В заключительной главе рассматривается представление политиков об окончании эпохи кризисов. В первых двух разделах дается краткий обзор работы системы распределения товаров в военное время, а затем приводятся данные, на которых основывался растущий оптимизм политиков относительно показателей продаж, рыночных цен и уровня воровства на рабочих местах. Третий, и последний, раздел главы посвящен реализации «культурной торговли» после 1945 года в двух различных контекстах. Моя цель – составить балансовый отчет сталинской торговой политики послевоенной и посткризисной эпохи: что изменилось, а что осталось по-старому; что удалось, а что нет. Образовались ли, по крайней мере, новые отношения между сталинизмом и советскими потребителями?
От «отклонений» военного времени к парадоксу роста
От «отклонений» военного времени к парадоксу роста
В пятой главе было описано спонтанное возобновление продовольственного рационирования в советских городах в 1939–1941 годах после перерыва, продлившегося всего 4–5 лет.

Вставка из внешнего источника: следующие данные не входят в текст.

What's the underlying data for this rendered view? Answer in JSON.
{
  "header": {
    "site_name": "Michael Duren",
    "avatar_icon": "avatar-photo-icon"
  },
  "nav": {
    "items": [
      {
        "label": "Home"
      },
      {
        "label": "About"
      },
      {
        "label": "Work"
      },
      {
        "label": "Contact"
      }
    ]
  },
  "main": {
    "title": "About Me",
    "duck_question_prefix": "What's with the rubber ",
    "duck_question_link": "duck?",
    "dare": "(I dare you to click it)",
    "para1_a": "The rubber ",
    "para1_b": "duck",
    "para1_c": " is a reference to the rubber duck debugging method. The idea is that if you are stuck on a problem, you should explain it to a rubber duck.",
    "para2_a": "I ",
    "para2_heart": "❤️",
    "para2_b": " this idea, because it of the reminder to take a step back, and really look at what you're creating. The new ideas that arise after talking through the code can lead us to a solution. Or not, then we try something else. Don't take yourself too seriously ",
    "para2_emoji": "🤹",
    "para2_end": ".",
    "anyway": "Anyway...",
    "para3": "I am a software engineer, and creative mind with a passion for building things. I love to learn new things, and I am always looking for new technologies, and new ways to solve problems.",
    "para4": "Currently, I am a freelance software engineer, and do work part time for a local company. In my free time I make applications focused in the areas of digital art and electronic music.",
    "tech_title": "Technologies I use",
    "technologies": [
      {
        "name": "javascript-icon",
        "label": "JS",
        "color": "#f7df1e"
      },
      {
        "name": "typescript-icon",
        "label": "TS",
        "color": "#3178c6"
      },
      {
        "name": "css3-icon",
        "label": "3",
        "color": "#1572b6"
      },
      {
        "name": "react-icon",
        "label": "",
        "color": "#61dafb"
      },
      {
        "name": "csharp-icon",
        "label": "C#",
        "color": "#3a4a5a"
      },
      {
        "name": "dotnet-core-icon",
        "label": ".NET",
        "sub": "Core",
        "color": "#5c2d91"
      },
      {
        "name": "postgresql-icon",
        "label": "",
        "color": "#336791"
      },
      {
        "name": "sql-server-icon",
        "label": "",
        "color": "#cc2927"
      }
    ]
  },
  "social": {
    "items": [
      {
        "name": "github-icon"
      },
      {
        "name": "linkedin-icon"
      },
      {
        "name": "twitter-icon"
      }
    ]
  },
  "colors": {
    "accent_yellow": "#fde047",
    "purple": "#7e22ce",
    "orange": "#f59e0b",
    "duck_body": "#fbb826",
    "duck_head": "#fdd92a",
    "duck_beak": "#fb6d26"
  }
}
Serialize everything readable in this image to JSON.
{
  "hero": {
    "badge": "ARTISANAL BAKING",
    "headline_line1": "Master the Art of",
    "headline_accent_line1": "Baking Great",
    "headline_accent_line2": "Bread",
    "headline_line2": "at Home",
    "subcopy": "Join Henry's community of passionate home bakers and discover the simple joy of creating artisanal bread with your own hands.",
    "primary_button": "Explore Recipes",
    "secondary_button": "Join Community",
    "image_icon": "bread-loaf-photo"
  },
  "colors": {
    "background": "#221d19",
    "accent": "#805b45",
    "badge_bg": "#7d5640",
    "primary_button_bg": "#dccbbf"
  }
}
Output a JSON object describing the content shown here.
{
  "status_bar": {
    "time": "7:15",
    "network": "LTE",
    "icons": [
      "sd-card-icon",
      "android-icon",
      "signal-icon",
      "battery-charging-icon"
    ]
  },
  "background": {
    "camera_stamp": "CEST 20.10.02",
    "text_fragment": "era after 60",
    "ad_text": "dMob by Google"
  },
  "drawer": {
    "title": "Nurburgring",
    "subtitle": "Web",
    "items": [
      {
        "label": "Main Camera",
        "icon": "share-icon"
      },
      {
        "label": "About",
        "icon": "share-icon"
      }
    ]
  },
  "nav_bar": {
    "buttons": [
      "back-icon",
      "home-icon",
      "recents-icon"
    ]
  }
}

Государственные чиновники сосредоточили свои усилия на продовольствии, хотя потеря кавказских нефтяных месторождений и приостановка гражданского производства во время войны означали, что топливо и промышленные потребительские товары стали крайне дефицитными. В результате немецкого вторжения запасы продовольствия резко сократились, что не сопровождалось соответствующим сокращением числа людей, которых нужно было кормить: по некоторым оценкам, в результате оккупации Советский Союз потерял 47 % довоенных посевных площадей, 45 % поголовья скота и половину предприятий пищевой промышленности, при этом потери населения составили лишь 33 % [Чернявский 1964: 16]. В течение нескольких месяцев после нападения немцев меры по рационированию были включены в национальную систему распределения по образцу начала 1930-х годов и Гражданской войны. Хотя первоначально это касалось только распределения хлеба и муки, но вскоре централизованными пайками регулировалась продажа сахара и сладостей, мясных и рыбных продуктов, жиров, круп и макарон в 43 крупных городских агломерациях; с февраля 1942 года система распределения пайков была распространена на основные промышленные товары [Чернявский 1964: 70–71; Любимов 1968: 21]. К 1945 году централизованная система рационирования снабжала хлебом более 80 миллионов человек, то есть примерно половину населения страны. Этот контингент, уже вдвое превышающий численность бенефициаров системы снабжения начала 1930-х годов, продолжал увеличиваться, и в сентябре 1946 года достиг максимального значения в 87,7 миллионов человек. В итоге 65,4 миллиона имели право на пайки, включающие другие продукты питания, а около 60 миллионов человек получали карточки на промышленные товары [Народное хозяйство СССР в Великой Отечественной войне 1990: 202–205].